= Fritz Schertel =

German cellist

Friedrich Schertel (13 February 1890 – 5 April 1945) was a German cello virtuoso.

== Life ==
Born in Schweinfurt, Schertel was the youngest son of the bank accountant and later State bank director Sigmund Schertel and his wife Marie Schertel, née Pfeiffer. After grammar school in Hof, he studied at the Ludwig-Maximilians-Universität München.

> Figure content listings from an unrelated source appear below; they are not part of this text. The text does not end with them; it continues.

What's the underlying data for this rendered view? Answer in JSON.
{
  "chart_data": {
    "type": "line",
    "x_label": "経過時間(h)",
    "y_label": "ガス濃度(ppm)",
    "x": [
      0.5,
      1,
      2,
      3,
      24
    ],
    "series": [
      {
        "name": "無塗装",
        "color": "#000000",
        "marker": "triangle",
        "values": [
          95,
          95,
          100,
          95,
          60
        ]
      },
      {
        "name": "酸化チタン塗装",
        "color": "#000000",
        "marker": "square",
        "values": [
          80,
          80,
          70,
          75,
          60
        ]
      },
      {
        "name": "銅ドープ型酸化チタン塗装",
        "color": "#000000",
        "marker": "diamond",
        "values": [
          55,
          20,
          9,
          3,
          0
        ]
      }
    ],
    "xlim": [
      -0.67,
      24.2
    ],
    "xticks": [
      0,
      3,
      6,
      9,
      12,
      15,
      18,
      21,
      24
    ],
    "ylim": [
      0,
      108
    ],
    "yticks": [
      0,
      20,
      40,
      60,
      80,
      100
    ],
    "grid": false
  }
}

From 1909 to 1912, he studied music at the Hochschule für Musik und Theater München. In 1913/14, he received private cello lessons from Julius Klengel in Leipzig. From 1919 to 1921, he was a cellist in Henri Marteau's String Quartet. In 1921/22, he was a principal cellist with the Dresden Philharmonic. From 1922, he was a teacher at the University of Music and Theatre Leipzig. Among his pupils were Erich Hillmann and Hans Kral. In 1933, he also became a member of the Gewandhaus Orchestra in Leipzig. He was repeatedly invited to join the Bayreuth Festival Orchestra (1924/25, 1927/28, 1930/31, 1933/34, 1936–1944).

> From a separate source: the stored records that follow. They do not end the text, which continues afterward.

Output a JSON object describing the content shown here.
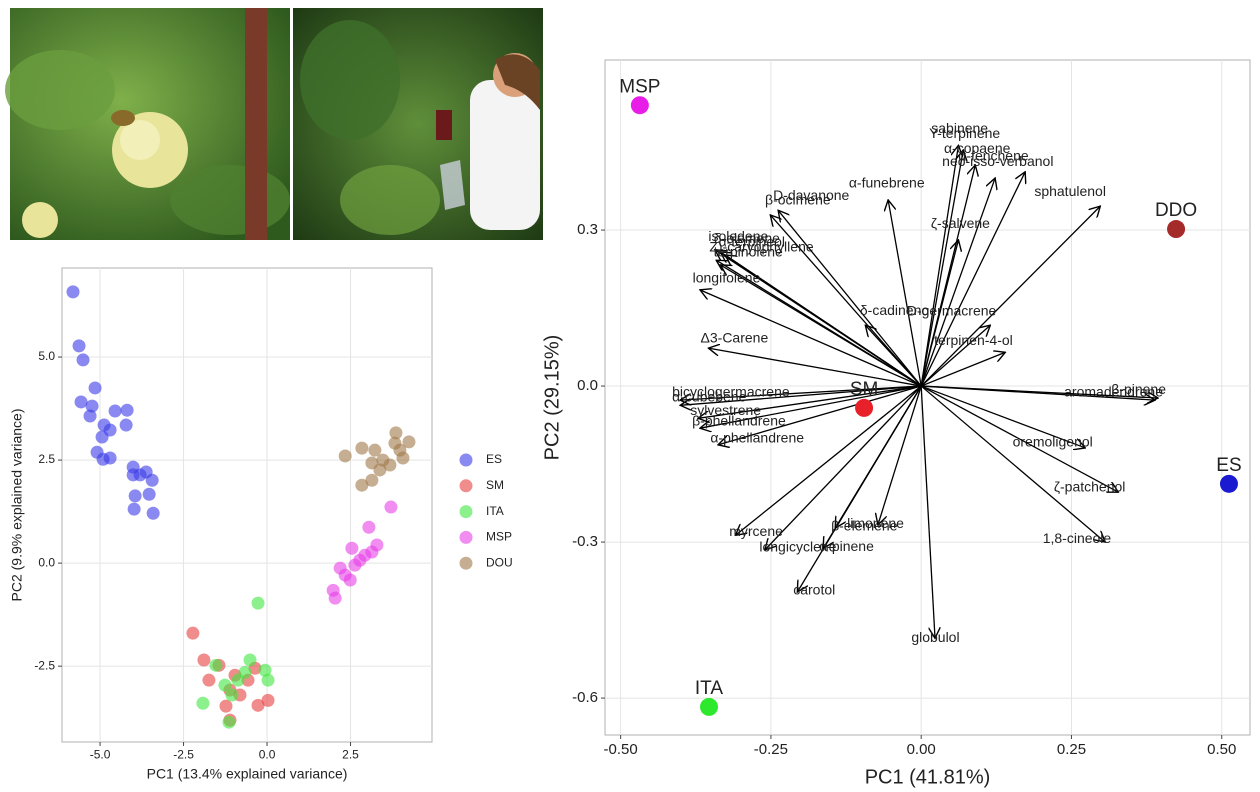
{
  "chart_data": [
    {
      "type": "scatter",
      "x_label": "PC1 (13.4% explained variance)",
      "y_label": "PC2 (9.9% explained variance)",
      "xlim": [
        -6.14,
        4.94
      ],
      "ylim": [
        -4.34,
        7.16
      ],
      "xticks": [
        {
          "value": -5,
          "label": "-5.0"
        },
        {
          "value": -2.5,
          "label": "-2.5"
        },
        {
          "value": 0,
          "label": "0.0"
        },
        {
          "value": 2.5,
          "label": "2.5"
        }
      ],
      "yticks": [
        {
          "value": -2.5,
          "label": "-2.5"
        },
        {
          "value": 0,
          "label": "0.0"
        },
        {
          "value": 2.5,
          "label": "2.5"
        },
        {
          "value": 5,
          "label": "5.0"
        }
      ],
      "grid": true,
      "series": [
        {
          "name": "ES",
          "color": "#3b3be8",
          "x": [
            -5.81,
            -5.63,
            -5.51,
            -5.57,
            -5.15,
            -5.24,
            -5.3,
            -4.88,
            -4.94,
            -5.09,
            -4.91,
            -4.7,
            -4.7,
            -4.55,
            -4.22,
            -4.19,
            -4.01,
            -4.01,
            -3.8,
            -3.62,
            -3.95,
            -3.53,
            -3.98,
            -3.44,
            -3.41
          ],
          "y": [
            6.58,
            5.27,
            4.93,
            3.91,
            4.25,
            3.81,
            3.57,
            3.35,
            3.06,
            2.69,
            2.52,
            2.55,
            3.23,
            3.69,
            3.35,
            3.71,
            2.33,
            2.14,
            2.14,
            2.21,
            1.63,
            1.67,
            1.31,
            2.01,
            1.21
          ]
        },
        {
          "name": "SM",
          "color": "#e84040",
          "x": [
            -2.22,
            -1.89,
            -1.74,
            -1.44,
            -1.23,
            -1.11,
            -0.81,
            -0.57,
            -0.27,
            0.03,
            -0.96,
            -0.36,
            -1.11
          ],
          "y": [
            -1.7,
            -2.35,
            -2.84,
            -2.48,
            -3.47,
            -3.08,
            -3.2,
            -2.84,
            -3.45,
            -3.33,
            -2.72,
            -2.55,
            -3.81
          ]
        },
        {
          "name": "ITA",
          "color": "#40e840",
          "x": [
            -0.27,
            -1.53,
            -1.92,
            -1.14,
            -0.87,
            -0.51,
            -0.06,
            0.03,
            -1.26,
            -0.66,
            -1.05
          ],
          "y": [
            -0.97,
            -2.48,
            -3.4,
            -3.86,
            -2.84,
            -2.35,
            -2.6,
            -2.84,
            -2.96,
            -2.65,
            -3.2
          ]
        },
        {
          "name": "MSP",
          "color": "#e840e8",
          "x": [
            3.71,
            3.05,
            3.29,
            2.54,
            2.78,
            2.19,
            1.98,
            2.04,
            2.34,
            2.63,
            2.93,
            3.14,
            2.49
          ],
          "y": [
            1.36,
            0.87,
            0.44,
            0.36,
            0.07,
            -0.12,
            -0.66,
            -0.85,
            -0.29,
            -0.05,
            0.19,
            0.27,
            -0.41
          ]
        },
        {
          "name": "DOU",
          "color": "#a0784a",
          "x": [
            2.34,
            2.84,
            3.23,
            3.47,
            3.86,
            3.83,
            4.25,
            4.07,
            3.68,
            3.38,
            3.14,
            2.84,
            3.98,
            3.14
          ],
          "y": [
            2.6,
            2.79,
            2.74,
            2.5,
            3.16,
            2.91,
            2.94,
            2.55,
            2.38,
            2.26,
            2.01,
            1.89,
            2.74,
            2.43
          ]
        }
      ]
    },
    {
      "type": "biplot",
      "x_label": "PC1 (41.81%)",
      "y_label": "PC2 (29.15%)",
      "xlim": [
        -0.526,
        0.547
      ],
      "ylim": [
        -0.671,
        0.627
      ],
      "xticks": [
        {
          "value": -0.5,
          "label": "-0.50"
        },
        {
          "value": -0.25,
          "label": "-0.25"
        },
        {
          "value": 0,
          "label": "0.00"
        },
        {
          "value": 0.25,
          "label": "0.25"
        },
        {
          "value": 0.5,
          "label": "0.50"
        }
      ],
      "yticks": [
        -0.6,
        -0.3,
        {
          "value": 0,
          "label": "0.0"
        },
        0.3
      ],
      "grid": true,
      "series": [
        {
          "name": "MSP",
          "color": "#e81ee8",
          "x": [
            -0.468
          ],
          "y": [
            0.54
          ]
        },
        {
          "name": "DDO",
          "color": "#a52a2a",
          "x": [
            0.424
          ],
          "y": [
            0.302
          ]
        },
        {
          "name": "SM",
          "color": "#e8202a",
          "x": [
            -0.095
          ],
          "y": [
            -0.042
          ]
        },
        {
          "name": "ES",
          "color": "#1a1ad0",
          "x": [
            0.512
          ],
          "y": [
            -0.188
          ]
        },
        {
          "name": "ITA",
          "color": "#2ee82e",
          "x": [
            -0.353
          ],
          "y": [
            -0.617
          ]
        }
      ],
      "loadings": [
        {
          "name": "sabinene",
          "x": 0.062,
          "y": 0.463
        },
        {
          "name": "Y-terpinene",
          "x": 0.07,
          "y": 0.454
        },
        {
          "name": "α-copaene",
          "x": 0.09,
          "y": 0.425
        },
        {
          "name": "neo-isso-verbanol",
          "x": 0.123,
          "y": 0.4
        },
        {
          "name": "α-fenchene",
          "x": 0.173,
          "y": 0.412
        },
        {
          "name": "sphatulenol",
          "x": 0.298,
          "y": 0.346
        },
        {
          "name": "D-davanone",
          "x": -0.238,
          "y": 0.338
        },
        {
          "name": "β-ocimene",
          "x": -0.251,
          "y": 0.329
        },
        {
          "name": "α-funebrene",
          "x": -0.055,
          "y": 0.358
        },
        {
          "name": "ζ-salvene",
          "x": 0.062,
          "y": 0.281
        },
        {
          "name": "isoledene",
          "x": -0.343,
          "y": 0.262
        },
        {
          "name": "δ-elemene",
          "x": -0.334,
          "y": 0.258
        },
        {
          "name": "α-terpineol",
          "x": -0.326,
          "y": 0.252
        },
        {
          "name": "Z)-caryophyllene",
          "x": -0.341,
          "y": 0.242
        },
        {
          "name": "terpinolene",
          "x": -0.334,
          "y": 0.233
        },
        {
          "name": "longifolene",
          "x": -0.368,
          "y": 0.185
        },
        {
          "name": "D-germacrene",
          "x": 0.115,
          "y": 0.117
        },
        {
          "name": "terpinen-4-ol",
          "x": 0.14,
          "y": 0.065
        },
        {
          "name": "δ-cadineno",
          "x": -0.093,
          "y": 0.117
        },
        {
          "name": "Δ3-Carene",
          "x": -0.354,
          "y": 0.073
        },
        {
          "name": "aromadendrene",
          "x": 0.389,
          "y": -0.027
        },
        {
          "name": "β-pinene",
          "x": 0.394,
          "y": -0.023
        },
        {
          "name": "oremoligenol",
          "x": 0.273,
          "y": -0.119
        },
        {
          "name": "ζ-patchenol",
          "x": 0.328,
          "y": -0.204
        },
        {
          "name": "1,8-cineole",
          "x": 0.306,
          "y": -0.3
        },
        {
          "name": "globulol",
          "x": 0.023,
          "y": -0.485
        },
        {
          "name": "carotol",
          "x": -0.206,
          "y": -0.396
        },
        {
          "name": "α-pinene",
          "x": -0.163,
          "y": -0.312
        },
        {
          "name": "β-elemene",
          "x": -0.143,
          "y": -0.273
        },
        {
          "name": "limonene",
          "x": -0.072,
          "y": -0.267
        },
        {
          "name": "longicyclene",
          "x": -0.26,
          "y": -0.315
        },
        {
          "name": "myrcene",
          "x": -0.309,
          "y": -0.287
        },
        {
          "name": "α-phellandrene",
          "x": -0.338,
          "y": -0.113
        },
        {
          "name": "β-phellandrene",
          "x": -0.368,
          "y": -0.081
        },
        {
          "name": "sylvestrene",
          "x": -0.371,
          "y": -0.062
        },
        {
          "name": "bicyclogermacrene",
          "x": -0.401,
          "y": -0.027
        },
        {
          "name": "α-cubebene",
          "x": -0.401,
          "y": -0.037
        }
      ]
    }
  ]
}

Schertel belonged to the string quartet of Walther Davisson. He was later a member of Hans Mlynarczyk's String Quartet (1923–1943) and the Arthur Bohnhardt's String Quartet (1938–1943) and of Fritz Weitzmann's Trio He also made solo appearances, bringing the Concerto for Violoncello and Orchestra by Fritz Reuter to its premiere in 1929 at the Mitteldeutsche Rundfunk AG under the conduct of Alfred Szendrei.

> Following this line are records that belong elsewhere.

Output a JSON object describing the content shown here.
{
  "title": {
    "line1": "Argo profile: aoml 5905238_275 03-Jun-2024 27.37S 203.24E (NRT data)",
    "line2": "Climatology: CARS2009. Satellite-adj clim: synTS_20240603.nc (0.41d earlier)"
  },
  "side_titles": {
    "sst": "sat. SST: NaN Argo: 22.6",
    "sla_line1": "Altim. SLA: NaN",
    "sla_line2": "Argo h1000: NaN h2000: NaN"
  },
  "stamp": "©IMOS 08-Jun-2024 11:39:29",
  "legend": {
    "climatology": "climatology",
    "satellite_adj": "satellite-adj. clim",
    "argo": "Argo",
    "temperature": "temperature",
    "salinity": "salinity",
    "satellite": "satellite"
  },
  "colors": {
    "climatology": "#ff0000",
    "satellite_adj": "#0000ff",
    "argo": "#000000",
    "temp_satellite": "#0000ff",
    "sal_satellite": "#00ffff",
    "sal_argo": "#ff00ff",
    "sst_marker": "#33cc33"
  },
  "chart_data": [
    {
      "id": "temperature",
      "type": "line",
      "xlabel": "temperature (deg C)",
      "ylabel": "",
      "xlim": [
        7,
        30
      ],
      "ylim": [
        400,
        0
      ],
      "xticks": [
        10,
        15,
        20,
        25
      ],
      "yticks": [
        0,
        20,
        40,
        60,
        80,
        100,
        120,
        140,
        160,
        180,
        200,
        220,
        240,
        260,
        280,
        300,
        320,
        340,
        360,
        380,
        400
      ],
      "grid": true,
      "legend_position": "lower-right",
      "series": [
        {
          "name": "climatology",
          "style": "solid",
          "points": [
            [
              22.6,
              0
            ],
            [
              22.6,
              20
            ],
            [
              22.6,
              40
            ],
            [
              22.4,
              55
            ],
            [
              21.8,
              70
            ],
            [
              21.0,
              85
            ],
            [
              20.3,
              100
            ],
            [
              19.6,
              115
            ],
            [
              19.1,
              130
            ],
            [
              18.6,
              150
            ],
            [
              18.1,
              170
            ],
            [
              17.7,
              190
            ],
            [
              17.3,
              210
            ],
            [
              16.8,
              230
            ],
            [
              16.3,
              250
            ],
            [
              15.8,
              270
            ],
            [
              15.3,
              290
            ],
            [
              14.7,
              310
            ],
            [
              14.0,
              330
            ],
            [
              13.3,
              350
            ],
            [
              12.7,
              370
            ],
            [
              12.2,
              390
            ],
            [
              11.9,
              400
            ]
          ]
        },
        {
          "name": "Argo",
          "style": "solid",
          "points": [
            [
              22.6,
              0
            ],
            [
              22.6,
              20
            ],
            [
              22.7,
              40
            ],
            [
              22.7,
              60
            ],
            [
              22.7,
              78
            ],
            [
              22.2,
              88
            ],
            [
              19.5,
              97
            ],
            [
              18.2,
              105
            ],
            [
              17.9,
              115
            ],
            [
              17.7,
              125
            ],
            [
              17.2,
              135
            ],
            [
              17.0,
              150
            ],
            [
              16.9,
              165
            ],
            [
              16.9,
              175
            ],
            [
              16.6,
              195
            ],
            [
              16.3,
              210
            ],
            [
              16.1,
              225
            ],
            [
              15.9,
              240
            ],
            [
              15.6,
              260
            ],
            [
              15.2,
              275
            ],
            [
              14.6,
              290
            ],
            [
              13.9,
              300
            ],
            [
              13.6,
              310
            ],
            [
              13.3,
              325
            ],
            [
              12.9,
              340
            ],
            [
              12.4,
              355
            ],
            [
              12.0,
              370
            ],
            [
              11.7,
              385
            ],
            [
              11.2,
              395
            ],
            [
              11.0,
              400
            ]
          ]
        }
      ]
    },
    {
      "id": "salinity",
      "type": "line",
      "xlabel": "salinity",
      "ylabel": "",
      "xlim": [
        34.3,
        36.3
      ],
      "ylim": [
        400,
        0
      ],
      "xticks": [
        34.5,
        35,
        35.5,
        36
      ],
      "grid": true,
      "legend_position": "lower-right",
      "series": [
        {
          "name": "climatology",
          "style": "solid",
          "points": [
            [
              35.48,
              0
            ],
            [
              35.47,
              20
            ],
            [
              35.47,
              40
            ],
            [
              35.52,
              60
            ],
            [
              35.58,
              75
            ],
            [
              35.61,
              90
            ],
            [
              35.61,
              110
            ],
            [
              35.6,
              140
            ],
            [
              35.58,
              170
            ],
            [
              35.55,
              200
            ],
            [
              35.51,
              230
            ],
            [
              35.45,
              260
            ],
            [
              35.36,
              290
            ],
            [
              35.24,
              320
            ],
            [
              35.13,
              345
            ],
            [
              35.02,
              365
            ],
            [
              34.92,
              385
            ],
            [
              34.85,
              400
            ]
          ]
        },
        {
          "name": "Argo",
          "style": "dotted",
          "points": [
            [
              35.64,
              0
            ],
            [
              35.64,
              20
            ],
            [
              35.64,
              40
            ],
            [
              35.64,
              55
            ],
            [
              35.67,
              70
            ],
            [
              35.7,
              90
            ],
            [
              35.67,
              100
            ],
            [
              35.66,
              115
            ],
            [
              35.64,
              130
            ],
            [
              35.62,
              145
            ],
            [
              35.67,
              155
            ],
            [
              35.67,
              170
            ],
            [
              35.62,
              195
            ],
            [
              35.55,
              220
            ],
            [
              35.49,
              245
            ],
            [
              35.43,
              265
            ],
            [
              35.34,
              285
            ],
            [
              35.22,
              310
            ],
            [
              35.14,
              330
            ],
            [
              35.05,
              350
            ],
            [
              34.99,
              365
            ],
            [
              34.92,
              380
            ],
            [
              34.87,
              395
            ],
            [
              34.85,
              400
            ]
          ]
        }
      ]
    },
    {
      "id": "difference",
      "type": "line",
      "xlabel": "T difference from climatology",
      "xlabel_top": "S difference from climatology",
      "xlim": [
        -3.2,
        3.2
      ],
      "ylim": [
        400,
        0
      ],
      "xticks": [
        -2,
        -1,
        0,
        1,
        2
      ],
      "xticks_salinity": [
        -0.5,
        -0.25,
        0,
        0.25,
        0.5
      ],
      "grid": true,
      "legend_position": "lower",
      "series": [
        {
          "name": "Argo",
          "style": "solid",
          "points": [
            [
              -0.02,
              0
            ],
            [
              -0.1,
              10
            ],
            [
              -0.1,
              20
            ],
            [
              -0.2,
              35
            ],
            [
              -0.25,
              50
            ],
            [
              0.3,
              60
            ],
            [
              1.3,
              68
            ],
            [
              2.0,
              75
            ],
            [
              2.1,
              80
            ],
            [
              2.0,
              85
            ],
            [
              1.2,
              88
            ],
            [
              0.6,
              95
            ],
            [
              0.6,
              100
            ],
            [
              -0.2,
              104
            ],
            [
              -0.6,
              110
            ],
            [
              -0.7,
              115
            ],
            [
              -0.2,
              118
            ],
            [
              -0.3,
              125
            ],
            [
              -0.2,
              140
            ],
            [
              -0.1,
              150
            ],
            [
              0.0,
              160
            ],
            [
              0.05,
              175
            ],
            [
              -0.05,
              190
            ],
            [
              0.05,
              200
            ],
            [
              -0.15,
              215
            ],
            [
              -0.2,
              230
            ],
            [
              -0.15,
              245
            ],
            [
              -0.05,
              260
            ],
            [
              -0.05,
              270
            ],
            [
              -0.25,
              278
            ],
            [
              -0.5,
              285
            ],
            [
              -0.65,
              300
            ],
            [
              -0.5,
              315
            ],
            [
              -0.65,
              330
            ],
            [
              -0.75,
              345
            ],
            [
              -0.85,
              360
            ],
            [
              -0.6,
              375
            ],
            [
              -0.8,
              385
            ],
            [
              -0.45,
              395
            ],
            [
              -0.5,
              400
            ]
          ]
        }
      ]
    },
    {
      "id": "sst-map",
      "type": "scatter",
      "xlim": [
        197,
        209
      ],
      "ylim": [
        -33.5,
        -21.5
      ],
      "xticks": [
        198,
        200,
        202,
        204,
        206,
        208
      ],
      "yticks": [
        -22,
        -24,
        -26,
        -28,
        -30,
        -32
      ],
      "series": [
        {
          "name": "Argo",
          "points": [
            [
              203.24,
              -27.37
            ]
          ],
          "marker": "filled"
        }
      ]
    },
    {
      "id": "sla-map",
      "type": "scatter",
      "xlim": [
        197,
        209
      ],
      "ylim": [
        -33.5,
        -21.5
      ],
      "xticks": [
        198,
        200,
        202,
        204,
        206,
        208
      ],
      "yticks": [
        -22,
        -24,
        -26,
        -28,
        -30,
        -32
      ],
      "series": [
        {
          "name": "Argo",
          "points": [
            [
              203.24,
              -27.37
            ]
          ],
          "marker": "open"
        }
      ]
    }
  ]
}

He was also a member of the Deutscher Tonkünstlerverband.

== Family ==
His brothers were Wilhelm Schertel (1883–1930), chemist and artist, and Ernst Schertel (1884–1958), writer and educator. A portrait sketch of the cellist made by Otto Pleß appeared in 1934 in an article on personalities of Leipzig musical life in the Zeitschrift für Musik. Schertel, a Catholic, was married to Magda Laier and the father of a son. During the air raid on Bayreuth in April 1945, the family perished. Schertel was 55.